Monday, March 1, 2010

Koz on the Cover


As I admitted in my editor's note for the March e-Briefing, I don't generally like to be reminded that I featured Dennis Kozlowski on the cover of Directors & Boards. This was back in the year 2000 — palmier days when the head of Tyco International was considered a paragon of good corporate governance. Not to hide in a crowd, but our cover story — a Q&A interview conducted by our lead columnist Hoffer Kaback — joined many other laudatory reports at the time on the dynamic growth of Tyco and the leadership qualities of its CEO.

Well, authors John Gillespie and David Zweig just gave me a big reminder of our Kozlowski spotlight when they cited it in their new book, Money for Nothing [Free Press, 2010]. At first I didn't know whether to be appalled or flattered. But the book is a good one. Its subtitle pulls no punches — How the Failure of Corporate Boards Is Ruining American Business and Costing Us Trillions. The book has gained traction, with admiring reviews in the Wall Street Journal and New York Times and other worthy spotlights, including an excerpt I am running in the Q1 edition of Directors & Boards coming off press later this week.

The authors called our Kozlowski material that they cited in their book "fascinating," and I return the compliment. Their jailhouse interview with the ex-Tyco CEO, which is the excerpt that I am publishing, yields several fascinating reflections on how it all went wrong between this CEO and his board. Three snippets from this book section:

• "Kozlowski said that he considered himself a victim of the times and a weak board. He felt he had become the poster boy for excessive pay in the wake of public anger over the Enron, WorldCom, and other scandals."

• "He said he got irate when thinking about the directors at his two trials who testified that they had been kept in the dark about his compensation: 'If they did not know what was going on, they certainly should have. I just don't buy that.' "
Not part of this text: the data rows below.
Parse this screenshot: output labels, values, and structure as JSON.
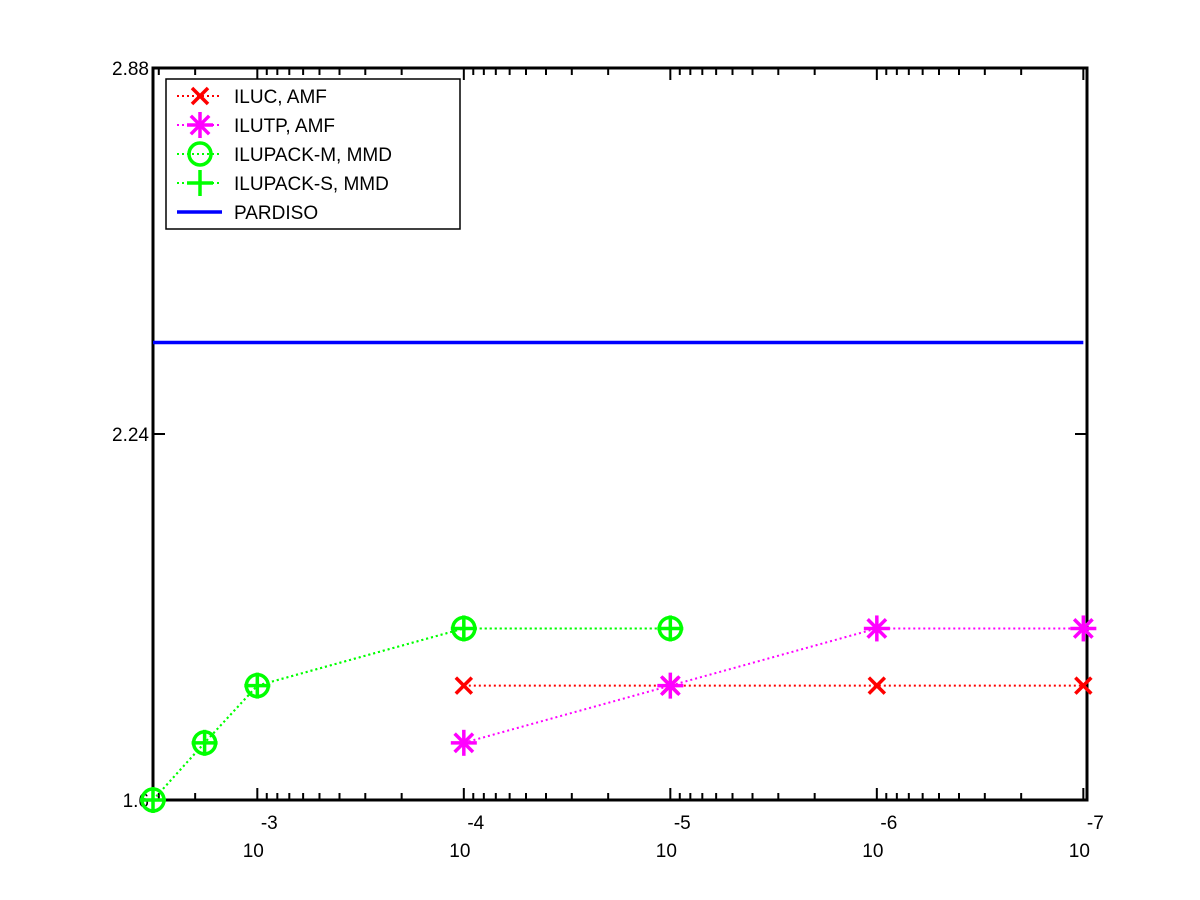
{
  "chart_data": {
    "type": "line",
    "title": "",
    "xlabel": "",
    "ylabel": "",
    "x_scale": "log",
    "x_reversed": true,
    "xlim": [
      0.0032,
      9.6e-08
    ],
    "ylim": [
      1.6,
      2.88
    ],
    "grid": false,
    "legend_position": "top-left",
    "x_ticks": [
      {
        "value": 0.001,
        "base": "10",
        "exponent": "-3"
      },
      {
        "value": 0.0001,
        "base": "10",
        "exponent": "-4"
      },
      {
        "value": 1e-05,
        "base": "10",
        "exponent": "-5"
      },
      {
        "value": 1e-06,
        "base": "10",
        "exponent": "-6"
      },
      {
        "value": 1e-07,
        "base": "10",
        "exponent": "-7"
      }
    ],
    "y_ticks": [
      {
        "value": 1.6,
        "label": "1.6"
      },
      {
        "value": 2.24,
        "label": "2.24"
      },
      {
        "value": 2.88,
        "label": "2.88"
      }
    ],
    "series": [
      {
        "name": "ILUC, AMF",
        "color": "#ff0000",
        "marker": "x",
        "line_style": "dotted",
        "points": [
          [
            0.0001,
            1.8
          ],
          [
            1e-05,
            1.8
          ],
          [
            1e-06,
            1.8
          ],
          [
            1e-07,
            1.8
          ]
        ]
      },
      {
        "name": "ILUTP, AMF",
        "color": "#ff00ff",
        "marker": "asterisk",
        "line_style": "dotted",
        "points": [
          [
            0.0001,
            1.7
          ],
          [
            1e-05,
            1.8
          ],
          [
            1e-06,
            1.9
          ],
          [
            1e-07,
            1.9
          ]
        ]
      },
      {
        "name": "ILUPACK-M, MMD",
        "color": "#00ff00",
        "marker": "circle",
        "line_style": "dotted",
        "points": [
          [
            0.0032,
            1.6
          ],
          [
            0.0018,
            1.7
          ],
          [
            0.001,
            1.8
          ],
          [
            0.0001,
            1.9
          ],
          [
            1e-05,
            1.9
          ]
        ]
      },
      {
        "name": "ILUPACK-S, MMD",
        "color": "#00ff00",
        "marker": "plus",
        "line_style": "dotted",
        "points": [
          [
            0.0032,
            1.6
          ],
          [
            0.0018,
            1.7
          ],
          [
            0.001,
            1.8
          ],
          [
            0.0001,
            1.9
          ],
          [
            1e-05,
            1.9
          ]
        ]
      },
      {
        "name": "PARDISO",
        "color": "#0000ff",
        "marker": "none",
        "line_style": "solid",
        "points": [
          [
            0.0032,
            2.4
          ],
          [
            1e-07,
            2.4
          ]
        ]
      }
    ]
  }
}
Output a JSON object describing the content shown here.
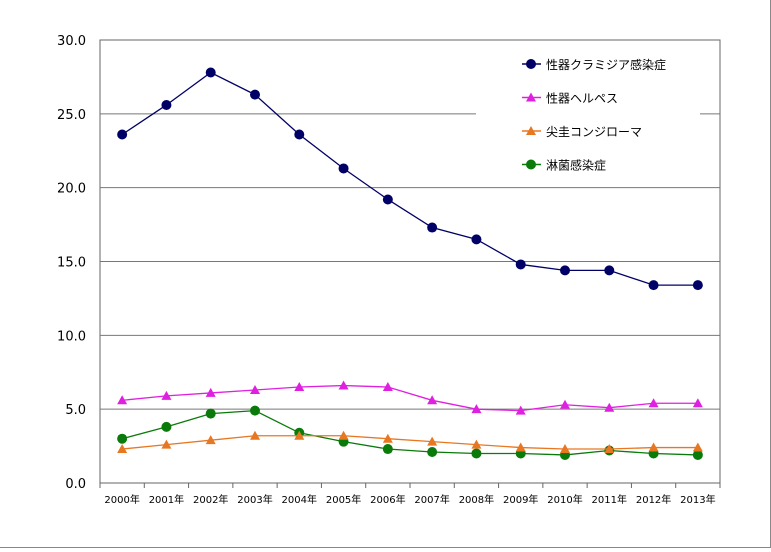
{
  "chart_data": {
    "type": "line",
    "categories": [
      "2000年",
      "2001年",
      "2002年",
      "2003年",
      "2004年",
      "2005年",
      "2006年",
      "2007年",
      "2008年",
      "2009年",
      "2010年",
      "2011年",
      "2012年",
      "2013年"
    ],
    "ylim": [
      0,
      30
    ],
    "yticks": [
      "0.0",
      "5.0",
      "10.0",
      "15.0",
      "20.0",
      "25.0",
      "30.0"
    ],
    "grid": true,
    "legend_position": "top-right",
    "series": [
      {
        "name": "性器クラミジア感染症",
        "color": "#000066",
        "marker": "circle",
        "values": [
          23.6,
          25.6,
          27.8,
          26.3,
          23.6,
          21.3,
          19.2,
          17.3,
          16.5,
          14.8,
          14.4,
          14.4,
          13.4,
          13.4
        ]
      },
      {
        "name": "性器ヘルペス",
        "color": "#e020e0",
        "marker": "triangle",
        "values": [
          5.6,
          5.9,
          6.1,
          6.3,
          6.5,
          6.6,
          6.5,
          5.6,
          5.0,
          4.9,
          5.3,
          5.1,
          5.4,
          5.4
        ]
      },
      {
        "name": "尖圭コンジローマ",
        "color": "#e87722",
        "marker": "triangle",
        "values": [
          2.3,
          2.6,
          2.9,
          3.2,
          3.2,
          3.2,
          3.0,
          2.8,
          2.6,
          2.4,
          2.3,
          2.3,
          2.4,
          2.4
        ]
      },
      {
        "name": "淋菌感染症",
        "color": "#0a7a0a",
        "marker": "circle",
        "values": [
          3.0,
          3.8,
          4.7,
          4.9,
          3.4,
          2.8,
          2.3,
          2.1,
          2.0,
          2.0,
          1.9,
          2.2,
          2.0,
          1.9
        ]
      }
    ]
  }
}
• "Kozlowski didn't think much of the Tyco board. 'I treated some of the directors as an afterthought because there's only so much time in the day. ... There were only two or three directors who, if they nodded yes, chances are the other directors were going to go along with it. I guess I should have been as diligent about selecting directors as we were about acquisitions.' "

Gillespie and Zweig draw from their interview with Kozlowski and their fuller analysis of what went wrong at Tyco an important conclusion: "It's clear that Kozlowski and his directors shared the same flawed relationships that have plagued so many other boards. For Kozlowski, the board faded into irrelevance compared to the power, prestige, and satisfactions provided by the acquisitions he engineered. Perhaps with a stronger board to keep his talents within legal bounds, Kozlowski today might still be on top of the world instead of washing inmates' clothes at the correctional facility."

On top of the world . . . and perhaps due for a return appearance on the cover of Directors & Boards — something that I would have been happy to arrange if things had not gone so amiss in the Tyco boardroom during these intervening 10 years.